The 30-year-old was arrested by police hunting the robbers who struck last December. Earlier, two men from Kilcoo, Co Down were held as part of the same inquiry.
All three have been taken to Antrim police station to be interviewed.
Building contractor Dominic McEvoy, 23, and Peter Morgan, a 24-year-old plasterer and part-time farmer, were held after police swooped on their homes in Kilcoo.
Their families and Sinn Féin representatives were outraged by the arrests.
With Chief Constable Sir Hugh Orde publicly blaming the IRA for the robbery, McEvoy’s mother strenuously denied he had any involvement with the Provisionals.
She said: “We are a republican family and we have our beliefs, but he wouldn’t be as political as us. Absolutely not.”
The 42-year-old care assistant said she first thought it was a prank when police arrived. “Dominic burst out laughing, we all did. But then when I saw all the policemen in the house I knew it wasn’t a joke. The house just seemed to be invaded by them.”
The three men can be held for up to 14 days under anti-terrorism legislation, police said. Officers moved in on Kilcoo, a tiny village near Castlewellan, just before midnight on Wednesday.
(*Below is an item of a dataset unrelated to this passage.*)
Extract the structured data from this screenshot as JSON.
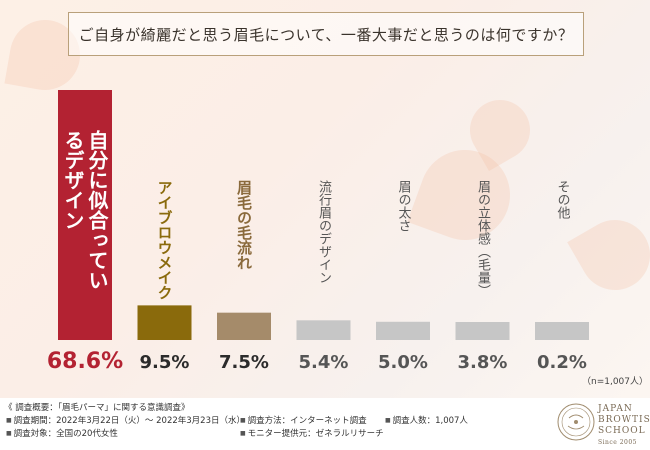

Computers, discs, a passport, credit cards, bank statements, phone records and wage cheques belonging to McEvoy were all seized.
Although police left just after 7am, six Land Rovers returned later to carry out new searches at the rear of the modest semi-detached property on Mullandra Park where he lives with his mother, step-father and two younger sisters.
Officers wearing dust masks used pick-axes to examine paving around a garden shed.
Relatives of Morgan, who lives just a few hundred yards away at Kirk Lane, were equally incensed.
Kilcoo is close to the area where a bank official’s wife was held hostage as part of the audacious operation just before Christmas.
Cash seized in County Cork last February was linked to the raid, but virtually all of the missing millions are unrecovered.
Even though senior IRA men in Belfast were suspected of heavy involvement in the raid, detectives do not have enough evidence to charge them.
According to security sources in Belfast, there is a firm belief that the inquiry team could, at some stage, bring to trial at least some members of the 30-man gang who played a peripheral role. Last March the Northern was forced to replace all its £10, £20, £50 and £100 notes with new notes carrying a different logo. The Provisionals have always denied any involvement in the raid.
Even though the organisation has disarmed and officially ended its campaign of terror, security chiefs insisted the move by the IRA to call a halt would not influence any decision to charge anyone in connection with the robbery.
About £60,000 in used Northern Bank notes recovered in Cork last February as part of an investigation into IRA money-laundering has been linked to December’s raid.
Gerry Adams, the Sinn Féin President, refused to be discuss any potential implications the arrests could have for the peace process.
Questioned in Dublin, he was asked if he still believed the IRA did not carry out the Northern Bank robbery. “I’m not going to get into all of that,” he said.
But his party’s Assembly member for South Down, Willie Clarke, hit out at the way the arrests were handled. “These families are being targeted for no other reason than they have republican sympathies.”